Esse gravador é… [ri] enorme! Quando estavam preparando meu quarto aqui, perguntaram se eu queria um diário “pros meus pensamentos”. Não gosto muito de diários escritos, então falei que em vez disso queria gravar minha voz — Prefiro ouvir meus pensamentos em alto e bom som. Acho que estava imaginando uma coisa mais portátil, não essa monstruosidade na minha mesa. Mas estou grata por terem trazido ela. Preciso manter um registro do que passa pela minha cabeça. Está mais confusa do que nunca.

Mas, bom, deixe-me começar do princípio: Eu estava no meu laboratório no SSC. Sou uma física residente lá, a líder no comando de uma pequena equipe de pesquisadores trabalhando pra construir uma matriz de geradores que cancela o mecanismo de Higgs. A coisa era o nosso bebê. Tínhamos gastado incontáveis horas, noites insones e aproximadamente nove dígitos com ela. Depois de um sólido ano de trabalho, estávamos finalmente prontos pra testá-la. E lá estamos nós, no dia do teste, minhas mãos tremendo enquanto coloco a massa experimental— um quilo de platina — no pedestal no centro da matriz.

[máquina do tempo liga]

Quando a matriz começou a aumentar a velocidade de rotação, o interior vibrou tanto que derrubou o cilindro. Saí da sala de observação pra colocar ele de volta no pedestal. Me lembro de um dos meus assistentes perguntando se eu queria que parassem o teste; eu disse pra não perder tempo fazendo os geradores desaceleraram e acelerarem de novo. Na verdade, cheguei até a dizer que “não vai acontecer nada”. É, claro, não vai acontecer nada…

Os geradores atingiram a potência máxima antes do que deveriam.

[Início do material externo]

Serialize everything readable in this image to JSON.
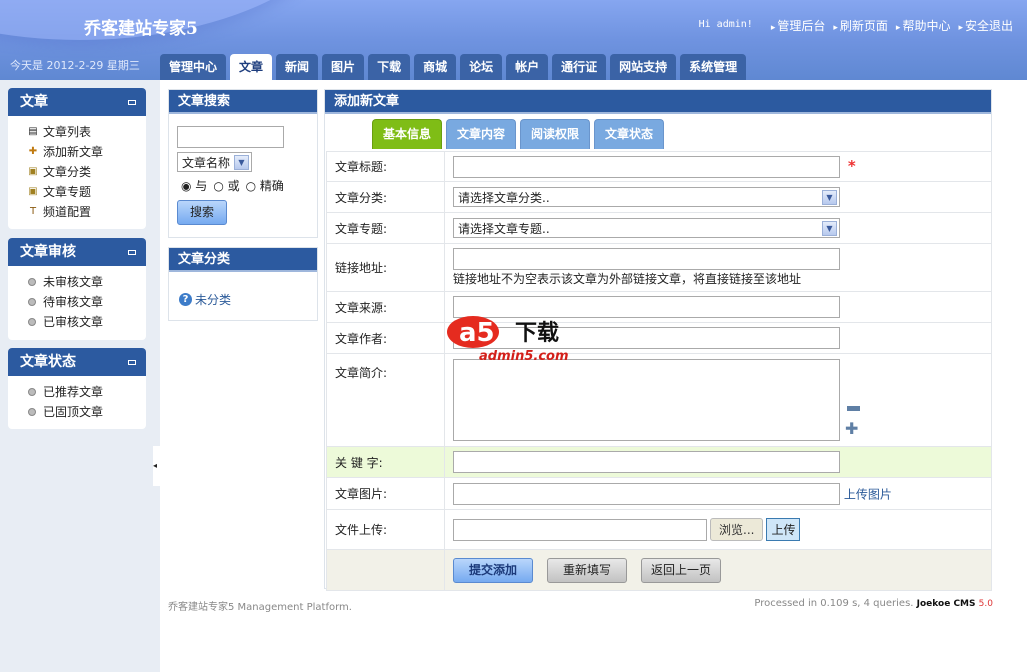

Assim que coloquei a massa teste no interior da matriz, ouvi um zumbido alto e uma crepitação de eletricidade—

[eletricidade crepita]

Me lembro de um cheiro parecido com ozônio e do gosto de ferro no fundo da minha garganta. Lancei um olhar pra onde meus assistentes estavam, mas as silhuetas deles tinham ficado borradas. Uma luz ofuscante preencheu a sala inteira; por um instante, o mundo inteiro ficou preto e branco e vermelho.

[máquina do tempo aumenta a intensidade]

E então, a luz foi ficando mais brilhante, mais quente e cada vez mais branca, até se tornar tudo o que eu via…

[máquina do tempo ativa]

Quando dei por mim, estava deitada na proa de um barco enorme. Minha mente estava cheia de ruído branco, e eu estava tonta e tremendo de frio. O conteúdo do meu café da manhã estava espalhado na minha frente. Não foi o meu melhor momento.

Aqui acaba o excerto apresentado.